"Obsessive Virtual Boyfriend Is a Billionaire" Chapter 28

She had been awake since two.

The chapter refused to cooperate. Not with blocking, not with composition — those were technical problems and technical problems had solutions. This was something else, the specific creative stall that arrived when the emotional truth of a scene was just out of reach, hovering at the periphery of articulation, retreating whenever she tried to look at it directly.

She had drawn the same panel five times.

At half past two she closed the file and sat on her studio floor in the dark with Sunny pressing his warm side against her leg, and thought about love in a general, slightly exhausted way.

About what it looked like at close range.

About the difference between being seen and being watched, and whether there was even a difference in practice when the watching came from somewhere that felt more like devotion than surveillance.

Her phone lit with a message at 2:47 a.m.

Lucien: Your light has been on since midnight. Are you alright?

She stared at the message.

Then at the window of her apartment, which faced the same direction as his.

Then back at the message.

Elowen: Are you watching my window from across the hall?

The reply came after a moment.

Lucien: No. From the kitchen.

Elowen: That's essentially the same thing.

Lucien: How's the chapter?

She looked at the blank screen of her tablet.

Elowen: I hate it. But that's not the problem. The problem is I know what it needs and I can't get there.

A pause.

Lucien: What does it need?

She thought about the panel. The two characters in the doorway. One reaching. The specific emotional moment of a person deciding that the risk of being wrong is smaller than the certainty of not trying.

Elowen: Someone deciding to stay on purpose instead of just staying because leaving is harder.

Another pause. Longer.

Then: Come over.

She looked at the time.

Elowen: It's almost three.

Lucien: I'm aware.

She looked at Sunny.

He was already standing up.

She knocked at 402 with a blanket still wrapped around her shoulders because she'd grabbed it off the couch and hadn't thought to put it down. Lucien opened the door in what appeared to be the same clothes he'd worn at dinner six hours ago, which meant he hadn't been to sleep either, which somehow made her feel less strange about the blanket.

"Come in," he said.

His apartment at this hour had the quality of the city between states — not the daylight version, not quite night, existing in its own separate temporal register.

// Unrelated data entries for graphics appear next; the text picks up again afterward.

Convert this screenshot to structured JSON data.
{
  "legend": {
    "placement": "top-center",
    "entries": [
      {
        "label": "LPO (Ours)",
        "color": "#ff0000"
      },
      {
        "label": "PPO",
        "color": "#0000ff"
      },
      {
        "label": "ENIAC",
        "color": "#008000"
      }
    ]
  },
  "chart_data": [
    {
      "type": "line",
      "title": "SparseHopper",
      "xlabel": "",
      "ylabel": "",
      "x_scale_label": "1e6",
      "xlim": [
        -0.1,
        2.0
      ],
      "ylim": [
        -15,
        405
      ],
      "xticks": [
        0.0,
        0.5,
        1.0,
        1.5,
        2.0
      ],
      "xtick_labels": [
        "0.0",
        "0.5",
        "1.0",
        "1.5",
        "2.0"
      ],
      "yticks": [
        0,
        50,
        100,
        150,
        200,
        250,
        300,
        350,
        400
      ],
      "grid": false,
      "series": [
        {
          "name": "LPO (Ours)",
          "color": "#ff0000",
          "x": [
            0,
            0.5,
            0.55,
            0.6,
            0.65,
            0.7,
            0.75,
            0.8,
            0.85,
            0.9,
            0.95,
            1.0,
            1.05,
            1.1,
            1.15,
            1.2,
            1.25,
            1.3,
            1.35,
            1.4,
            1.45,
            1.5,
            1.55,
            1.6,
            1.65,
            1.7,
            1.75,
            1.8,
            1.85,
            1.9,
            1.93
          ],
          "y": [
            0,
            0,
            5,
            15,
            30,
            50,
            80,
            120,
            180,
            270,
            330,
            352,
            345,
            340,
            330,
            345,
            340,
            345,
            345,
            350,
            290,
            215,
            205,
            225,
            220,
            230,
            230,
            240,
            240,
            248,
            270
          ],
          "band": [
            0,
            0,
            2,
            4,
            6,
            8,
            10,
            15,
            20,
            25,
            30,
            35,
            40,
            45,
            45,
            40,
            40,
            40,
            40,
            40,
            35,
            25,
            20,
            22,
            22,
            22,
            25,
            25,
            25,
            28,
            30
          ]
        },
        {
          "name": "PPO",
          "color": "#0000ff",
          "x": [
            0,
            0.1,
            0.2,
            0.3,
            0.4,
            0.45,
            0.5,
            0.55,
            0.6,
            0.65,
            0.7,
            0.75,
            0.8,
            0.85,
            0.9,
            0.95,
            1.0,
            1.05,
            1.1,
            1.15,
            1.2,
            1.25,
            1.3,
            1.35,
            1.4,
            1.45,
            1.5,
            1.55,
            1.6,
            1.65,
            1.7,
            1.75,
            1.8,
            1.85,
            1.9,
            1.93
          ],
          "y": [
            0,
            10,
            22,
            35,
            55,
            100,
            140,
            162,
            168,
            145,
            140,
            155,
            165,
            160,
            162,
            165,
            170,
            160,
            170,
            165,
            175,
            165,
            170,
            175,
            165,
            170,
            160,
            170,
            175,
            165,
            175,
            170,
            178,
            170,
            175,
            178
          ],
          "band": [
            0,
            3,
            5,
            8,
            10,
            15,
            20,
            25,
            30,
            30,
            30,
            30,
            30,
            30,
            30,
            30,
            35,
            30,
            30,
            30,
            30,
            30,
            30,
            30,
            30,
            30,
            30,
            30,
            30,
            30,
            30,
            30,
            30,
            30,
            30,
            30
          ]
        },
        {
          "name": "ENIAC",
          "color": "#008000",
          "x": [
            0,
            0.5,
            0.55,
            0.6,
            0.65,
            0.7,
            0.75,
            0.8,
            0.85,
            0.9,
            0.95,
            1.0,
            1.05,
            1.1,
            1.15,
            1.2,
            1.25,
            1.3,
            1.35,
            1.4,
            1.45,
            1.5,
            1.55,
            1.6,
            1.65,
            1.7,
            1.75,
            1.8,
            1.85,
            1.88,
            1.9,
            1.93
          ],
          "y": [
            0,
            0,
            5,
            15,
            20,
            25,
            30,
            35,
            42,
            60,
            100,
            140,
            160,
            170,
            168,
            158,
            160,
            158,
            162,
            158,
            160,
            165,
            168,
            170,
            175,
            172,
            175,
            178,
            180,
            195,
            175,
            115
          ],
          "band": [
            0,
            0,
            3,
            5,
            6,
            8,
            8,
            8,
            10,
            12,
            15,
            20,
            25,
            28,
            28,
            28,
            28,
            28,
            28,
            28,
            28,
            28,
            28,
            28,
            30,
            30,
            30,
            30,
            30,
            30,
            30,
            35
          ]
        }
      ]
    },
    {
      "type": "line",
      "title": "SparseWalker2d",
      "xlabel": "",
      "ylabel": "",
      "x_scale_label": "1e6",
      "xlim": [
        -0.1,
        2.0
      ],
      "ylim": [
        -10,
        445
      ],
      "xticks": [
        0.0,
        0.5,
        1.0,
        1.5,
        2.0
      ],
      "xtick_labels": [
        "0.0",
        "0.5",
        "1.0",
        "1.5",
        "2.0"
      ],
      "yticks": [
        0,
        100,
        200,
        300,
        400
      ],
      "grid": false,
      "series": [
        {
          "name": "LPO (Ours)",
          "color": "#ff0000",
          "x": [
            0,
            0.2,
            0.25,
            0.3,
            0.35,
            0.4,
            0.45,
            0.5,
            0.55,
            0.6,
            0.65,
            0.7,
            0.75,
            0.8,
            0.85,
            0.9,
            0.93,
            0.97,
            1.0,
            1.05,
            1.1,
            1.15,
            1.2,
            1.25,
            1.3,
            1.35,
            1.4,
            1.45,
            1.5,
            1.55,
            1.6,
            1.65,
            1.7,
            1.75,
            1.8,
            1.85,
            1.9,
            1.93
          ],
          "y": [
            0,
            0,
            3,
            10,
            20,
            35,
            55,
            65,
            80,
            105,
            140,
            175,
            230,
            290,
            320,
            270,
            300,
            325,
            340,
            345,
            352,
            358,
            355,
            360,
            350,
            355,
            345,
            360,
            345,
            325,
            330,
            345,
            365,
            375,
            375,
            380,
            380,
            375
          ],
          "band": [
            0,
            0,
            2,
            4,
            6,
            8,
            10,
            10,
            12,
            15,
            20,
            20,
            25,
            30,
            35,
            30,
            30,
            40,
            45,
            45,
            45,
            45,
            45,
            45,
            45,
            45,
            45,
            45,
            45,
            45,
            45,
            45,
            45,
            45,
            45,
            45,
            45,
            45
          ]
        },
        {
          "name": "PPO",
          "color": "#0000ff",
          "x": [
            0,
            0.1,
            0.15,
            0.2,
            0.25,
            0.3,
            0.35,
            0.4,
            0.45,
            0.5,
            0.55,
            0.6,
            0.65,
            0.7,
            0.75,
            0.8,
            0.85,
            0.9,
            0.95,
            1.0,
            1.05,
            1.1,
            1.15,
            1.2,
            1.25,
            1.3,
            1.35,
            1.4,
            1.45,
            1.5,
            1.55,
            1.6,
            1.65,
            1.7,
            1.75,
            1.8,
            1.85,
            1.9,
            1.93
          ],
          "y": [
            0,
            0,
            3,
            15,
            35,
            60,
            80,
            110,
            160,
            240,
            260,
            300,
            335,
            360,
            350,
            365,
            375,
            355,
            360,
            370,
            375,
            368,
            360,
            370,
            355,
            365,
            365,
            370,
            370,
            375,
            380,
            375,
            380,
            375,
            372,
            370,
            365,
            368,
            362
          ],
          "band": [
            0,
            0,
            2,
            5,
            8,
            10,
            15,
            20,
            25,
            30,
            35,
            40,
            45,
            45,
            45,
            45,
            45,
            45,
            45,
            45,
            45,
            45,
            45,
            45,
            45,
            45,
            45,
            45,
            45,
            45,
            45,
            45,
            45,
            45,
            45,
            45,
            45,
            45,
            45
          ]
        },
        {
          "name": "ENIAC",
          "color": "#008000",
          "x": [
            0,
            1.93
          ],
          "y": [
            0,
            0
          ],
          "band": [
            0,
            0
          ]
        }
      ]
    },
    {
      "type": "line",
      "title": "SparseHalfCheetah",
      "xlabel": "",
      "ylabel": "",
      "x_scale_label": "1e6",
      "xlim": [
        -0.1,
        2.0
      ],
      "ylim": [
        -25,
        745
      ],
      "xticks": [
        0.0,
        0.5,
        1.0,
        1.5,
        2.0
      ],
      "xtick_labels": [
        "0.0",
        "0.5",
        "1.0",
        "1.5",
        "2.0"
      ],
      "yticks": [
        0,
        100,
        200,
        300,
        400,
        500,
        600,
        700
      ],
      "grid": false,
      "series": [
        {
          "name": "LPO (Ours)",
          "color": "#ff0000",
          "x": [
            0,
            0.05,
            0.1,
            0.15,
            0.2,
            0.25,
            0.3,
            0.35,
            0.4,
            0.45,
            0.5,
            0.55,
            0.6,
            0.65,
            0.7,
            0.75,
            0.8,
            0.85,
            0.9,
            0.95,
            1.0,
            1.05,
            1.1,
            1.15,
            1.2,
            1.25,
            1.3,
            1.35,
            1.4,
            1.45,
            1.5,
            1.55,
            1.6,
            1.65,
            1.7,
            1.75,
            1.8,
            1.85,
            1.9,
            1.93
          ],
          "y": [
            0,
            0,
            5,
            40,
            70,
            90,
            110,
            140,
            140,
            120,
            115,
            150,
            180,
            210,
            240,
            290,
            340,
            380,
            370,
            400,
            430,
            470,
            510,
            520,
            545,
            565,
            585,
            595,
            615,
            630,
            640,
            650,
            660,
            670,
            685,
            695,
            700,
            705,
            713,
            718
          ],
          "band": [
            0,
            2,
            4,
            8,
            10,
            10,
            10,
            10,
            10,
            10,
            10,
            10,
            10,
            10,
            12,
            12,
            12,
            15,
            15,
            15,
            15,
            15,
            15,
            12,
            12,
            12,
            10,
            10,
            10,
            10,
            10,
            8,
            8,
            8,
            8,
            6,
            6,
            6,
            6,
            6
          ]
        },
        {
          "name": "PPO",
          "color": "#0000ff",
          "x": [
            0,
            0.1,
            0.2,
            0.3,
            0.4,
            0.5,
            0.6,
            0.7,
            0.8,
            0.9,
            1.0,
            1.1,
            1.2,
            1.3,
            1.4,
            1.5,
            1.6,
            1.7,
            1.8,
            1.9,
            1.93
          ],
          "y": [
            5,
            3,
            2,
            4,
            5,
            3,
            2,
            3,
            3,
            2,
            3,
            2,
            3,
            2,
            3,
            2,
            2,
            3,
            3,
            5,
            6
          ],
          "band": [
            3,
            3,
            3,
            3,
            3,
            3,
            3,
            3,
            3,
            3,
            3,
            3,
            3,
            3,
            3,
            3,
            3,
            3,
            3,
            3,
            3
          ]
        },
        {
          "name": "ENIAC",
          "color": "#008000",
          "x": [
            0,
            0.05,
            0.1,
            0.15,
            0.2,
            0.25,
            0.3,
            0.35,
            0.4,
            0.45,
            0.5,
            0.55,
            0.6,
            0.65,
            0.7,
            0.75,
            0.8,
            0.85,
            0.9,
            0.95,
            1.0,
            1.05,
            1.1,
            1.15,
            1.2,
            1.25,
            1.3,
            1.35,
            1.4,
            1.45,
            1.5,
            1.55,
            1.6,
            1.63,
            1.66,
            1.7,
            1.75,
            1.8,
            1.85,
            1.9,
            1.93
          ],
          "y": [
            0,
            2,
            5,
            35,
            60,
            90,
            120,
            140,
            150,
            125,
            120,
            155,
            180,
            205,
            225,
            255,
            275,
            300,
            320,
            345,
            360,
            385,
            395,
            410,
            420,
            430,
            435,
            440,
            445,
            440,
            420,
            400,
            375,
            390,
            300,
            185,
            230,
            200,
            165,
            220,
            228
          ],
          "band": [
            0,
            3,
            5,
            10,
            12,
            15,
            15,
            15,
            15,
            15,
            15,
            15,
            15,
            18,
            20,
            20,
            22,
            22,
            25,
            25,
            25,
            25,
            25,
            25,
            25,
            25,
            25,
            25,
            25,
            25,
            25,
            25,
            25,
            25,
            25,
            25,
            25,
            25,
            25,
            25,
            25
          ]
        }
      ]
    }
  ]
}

He had the kitchen light on and something warm waiting on the counter. She didn't look at it yet.

She sat on his couch and tucked her legs up and put her chin on her knees.

"Tell me about the panel," he said, settling into the armchair.

"I've been drawing two people standing in a doorway," she said. "They've been almost doing something for the past three chapters. My readers keep asking if they're going to. And I know what happens next — I have the outline, the emotional logic. But every time I try to draw the moment, it comes out—"

"What?" he said, when she stopped.

"Performed," she said. "Like I'm drawing what I think it's supposed to look like instead of what it actually feels like."

Lucien looked at her steadily.

"What does it actually feel like?" he asked.

She met his gaze.

The apartment was very quiet.

The city at nearly three in the morning spoke its own language: distant, muffled, the sound of something large going on without requiring your participation.

"Like there's this moment," she said slowly, "right before the decision, when everything you thought you understood about your own caution stops working. And you're not afraid of the thing itself. You're afraid of how much you want it."

Lucien did not move.

"Yes," he said, very quietly.

She unfolded slightly from the blanket.

"Is that — do you—" She stopped. Started differently. "Tell me honestly. What this is."

A long moment.

"What what is?" he said, but they both understood he knew exactly what she meant.

"This." She gestured between them without being more specific, because she couldn't be.

He was quiet for long enough that she felt the specific vulnerability of having asked.

Then he said: "The most important thing in my life."

Simple. Precise. True.

She sat with it.

"That should probably terrify me," she said.

"I know."

"It doesn't."

He looked at her.

"I know," he said again, in a different register.

She uncurled from the blanket and sat up properly.

"The panel," she said.

"Yes."

"I think I know what it needs now."

"Good."

She stayed another hour, drawing in silence at his coffee table while he sat nearby and neither of them explained anything further.

She went home as dawn began its quiet suggestion outside the windows.

The panel she drew that night was the best one in the chapter.